Typically, influence is maintained by what you export, in the broadest
sense of the word. Currently, USA exports almost only military power
and economic size. In not a long time these will diminish, compared to
other countries. Unless USA finds something else to export, and to be
the top exporter, its influence in the world will be lost. Which
carries a lot of problems for it, and for the world, too.

The single thing that USA is uniquely positioned to export is exactly
the moral superiority. Its long-standing culture of freedom,
compassion and civil liberties is still unmatched anywhere in the
world. If properly extended to the people outside USA borders, it can
restore this superiority, to the extent USA can become its
overwhelming exporter. However, the freedom and the civil liberties
inside USA are seriously eroded during the last decades, and it seems
that this trend will not be reversed easily. And the growing tendency
to treat the non-US citizens as second-class people doesn’t help too
much.

Still, it is worth trying to do what can be done to preserve the moral
superiority. The history has clearly shown that every bit of it is
worth more than an army of tanks, even in a war. Unless USA choose
this path, they are headed where the decadent Roman Empire was headed
– to internal corruption, weakness and ultimately disappearance. This
is the road down that every evil empire takes, sooner or later.

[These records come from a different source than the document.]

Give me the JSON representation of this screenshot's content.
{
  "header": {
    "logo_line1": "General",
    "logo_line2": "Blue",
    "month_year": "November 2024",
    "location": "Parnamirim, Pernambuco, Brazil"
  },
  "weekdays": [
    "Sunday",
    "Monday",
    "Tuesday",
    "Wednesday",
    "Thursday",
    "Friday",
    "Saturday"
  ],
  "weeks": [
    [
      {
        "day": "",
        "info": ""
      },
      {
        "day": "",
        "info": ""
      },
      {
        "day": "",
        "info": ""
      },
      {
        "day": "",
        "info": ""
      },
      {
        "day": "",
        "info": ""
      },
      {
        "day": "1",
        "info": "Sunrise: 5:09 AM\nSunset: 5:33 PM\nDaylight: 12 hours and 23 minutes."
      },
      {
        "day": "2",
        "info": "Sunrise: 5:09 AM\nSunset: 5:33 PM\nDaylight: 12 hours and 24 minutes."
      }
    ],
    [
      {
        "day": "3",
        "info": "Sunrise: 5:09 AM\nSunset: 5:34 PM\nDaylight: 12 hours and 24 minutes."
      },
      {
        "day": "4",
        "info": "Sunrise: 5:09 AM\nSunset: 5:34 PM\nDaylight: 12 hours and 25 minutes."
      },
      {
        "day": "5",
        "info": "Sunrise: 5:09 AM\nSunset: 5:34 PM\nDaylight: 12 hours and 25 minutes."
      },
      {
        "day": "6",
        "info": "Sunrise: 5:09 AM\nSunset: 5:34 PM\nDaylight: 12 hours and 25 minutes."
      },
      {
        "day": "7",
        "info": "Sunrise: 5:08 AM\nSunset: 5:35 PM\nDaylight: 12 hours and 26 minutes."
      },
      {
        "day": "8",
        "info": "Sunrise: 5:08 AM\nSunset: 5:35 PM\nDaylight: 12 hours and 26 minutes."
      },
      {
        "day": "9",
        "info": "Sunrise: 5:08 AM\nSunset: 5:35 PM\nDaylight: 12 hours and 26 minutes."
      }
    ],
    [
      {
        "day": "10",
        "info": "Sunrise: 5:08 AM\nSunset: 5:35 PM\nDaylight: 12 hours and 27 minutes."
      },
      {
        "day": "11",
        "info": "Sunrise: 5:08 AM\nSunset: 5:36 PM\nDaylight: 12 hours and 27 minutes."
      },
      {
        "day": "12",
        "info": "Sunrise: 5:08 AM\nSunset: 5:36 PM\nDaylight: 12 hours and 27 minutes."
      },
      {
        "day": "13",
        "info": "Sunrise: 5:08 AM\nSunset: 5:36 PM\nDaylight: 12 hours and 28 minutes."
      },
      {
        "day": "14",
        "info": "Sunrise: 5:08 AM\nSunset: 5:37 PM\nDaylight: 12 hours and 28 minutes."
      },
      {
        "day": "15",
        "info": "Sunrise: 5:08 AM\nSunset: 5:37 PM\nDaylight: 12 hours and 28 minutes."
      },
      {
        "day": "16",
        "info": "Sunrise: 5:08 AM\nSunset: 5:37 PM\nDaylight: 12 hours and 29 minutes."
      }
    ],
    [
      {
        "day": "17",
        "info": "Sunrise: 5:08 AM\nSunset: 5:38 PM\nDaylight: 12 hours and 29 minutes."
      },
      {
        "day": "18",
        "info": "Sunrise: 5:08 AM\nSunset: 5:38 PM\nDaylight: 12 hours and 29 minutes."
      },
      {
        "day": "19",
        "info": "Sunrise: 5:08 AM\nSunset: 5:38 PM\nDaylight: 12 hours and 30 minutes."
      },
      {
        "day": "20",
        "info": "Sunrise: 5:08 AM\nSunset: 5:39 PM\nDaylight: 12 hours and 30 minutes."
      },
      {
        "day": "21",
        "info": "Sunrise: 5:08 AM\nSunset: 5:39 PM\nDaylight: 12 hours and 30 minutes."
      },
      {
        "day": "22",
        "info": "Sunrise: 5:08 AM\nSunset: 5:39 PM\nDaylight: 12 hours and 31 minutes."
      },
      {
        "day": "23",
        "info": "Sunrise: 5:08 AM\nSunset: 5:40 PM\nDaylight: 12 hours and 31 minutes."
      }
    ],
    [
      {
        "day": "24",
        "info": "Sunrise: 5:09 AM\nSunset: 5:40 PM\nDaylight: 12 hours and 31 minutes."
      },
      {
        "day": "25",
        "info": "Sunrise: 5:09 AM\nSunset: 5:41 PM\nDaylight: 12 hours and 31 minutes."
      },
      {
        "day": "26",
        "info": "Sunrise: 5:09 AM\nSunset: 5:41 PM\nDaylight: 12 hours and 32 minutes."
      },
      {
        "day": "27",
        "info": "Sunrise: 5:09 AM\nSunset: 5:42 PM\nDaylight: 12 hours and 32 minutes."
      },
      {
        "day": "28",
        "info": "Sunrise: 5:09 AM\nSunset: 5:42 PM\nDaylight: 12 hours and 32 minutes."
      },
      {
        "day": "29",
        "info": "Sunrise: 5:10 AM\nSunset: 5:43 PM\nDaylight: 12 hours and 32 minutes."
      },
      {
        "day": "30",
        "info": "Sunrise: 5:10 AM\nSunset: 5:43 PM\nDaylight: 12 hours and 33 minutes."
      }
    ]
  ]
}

To preserve moral superiority, the US must first learn what is the
correct move in situations like the current one. Whether Wikileaks is
its enemy, or the best friend they can find – one that is brave enough
to tell you you have a nasty problem, and to press on you to solve it
on time. And whether people like Mike Mullen are its best servants, or
its best enemies – the ones that tell you “There is no problem,
continue this way, people will never learn of the crimes, truth never
comes out”.

If you are still not sure which is the correct position, ask one truly
outstanding soldier – Gen. David Petraeus. He will surely be able to
tell you the truth… Actually, you can tell it yourself, by using his
simple principle – which action decreases the number of your enemies,
and increases the number of your friends.